1950 1951 1952 1953 1954 1955 1956 1957 1958 1959 1960 1961 1962 1963 1964 1965 1966 1967 1968 1969
1970 1971 1972 1973 1974 1975 1976 1977 1978 1979 1980 1981 1982 1983 1984 1985 1986 1987 1988 1989
1990 1991 1992 1993 1994 1995 1996 1997 1998 1999 2000 2001 2002 2003 2004 2005 2006 2007 2008 2009
2010 2011 2012 2013 2014 2015                

The North American results have been generated by combining all the charts from the USA and Canda. The European chart combines all the input charts that come from countries in Europe (which includes the UK). The scores generated use the standard approach to generating the score. Since North America represents 39.9% of the worlds music revenue and Europe has 37.1% this division is probably fair.
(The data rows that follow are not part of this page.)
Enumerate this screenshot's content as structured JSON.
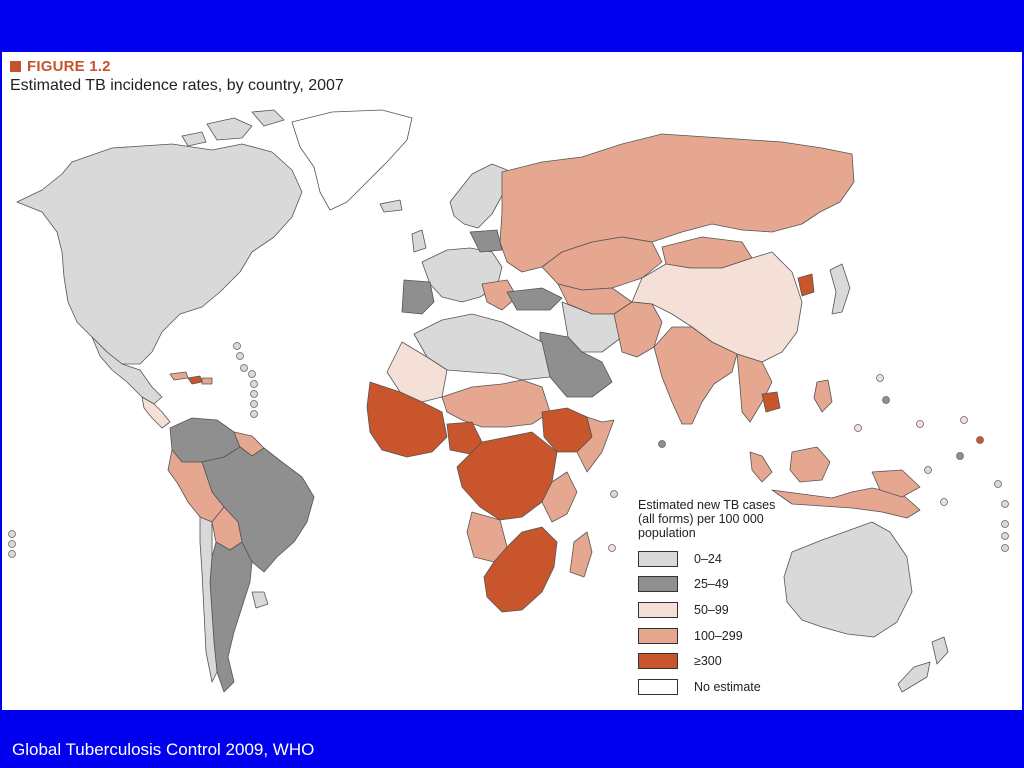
{
  "figure": {
    "label": "FIGURE 1.2",
    "title": "Estimated TB incidence rates, by country, 2007"
  },
  "legend": {
    "title": "Estimated new TB cases (all forms) per 100 000 population",
    "items": [
      {
        "label": "0–24",
        "color": "#d9d9d9"
      },
      {
        "label": "25–49",
        "color": "#8f8f8f"
      },
      {
        "label": "50–99",
        "color": "#f5e0d7"
      },
      {
        "label": "100–299",
        "color": "#e6a790"
      },
      {
        "label": "≥300",
        "color": "#c8552c"
      },
      {
        "label": "No estimate",
        "color": "#ffffff"
      }
    ]
  },
  "footer": {
    "source": "Global Tuberculosis Control 2009, WHO"
  },
  "colors": {
    "background": "#0000ee",
    "accent": "#c3542b",
    "land_outline": "#555555"
  }
}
A different way to look at the regions is provided with the distinctive songs pages these list the hits that were most distinctive for the USA, UK, Germany, France, Canada, the Antipodes (Australia and New Zealand) and Scandanavia (Denmark, Norway, Sweden and Finland).

Regional Trends

Starting with data version 2.0 the total scores are being adjusted to compensate for the large number of European charts available after 1980. This has radically improved the overall level of agreement between the regions.

Regional Scores 1950-2015

It used to be that the dominant factor when comparing data from the three defined regions was the number of chart entries for each year. There are few European charts that start before 1955, and the number of American entries declines from 1975 onwards. The plot above shows how the accumulated score for the top 100 songs used to change over the period. After 1990 the world chart correlated closely with the European entries and very poorly with the US ones.

Regional Correlation 1950-2015

Since the scores have been adjusted the correlation between the final result and the European charts after 1980 stays at about 0.7 (rather than 0.8), but the North American correlation value is now above 0.7 (rather than below 0.5). This picture shows that the results of comparison between the regions is now reasonable as a measure of success all the way to 2005. The regional comparison has only been done for the period 1950-2015.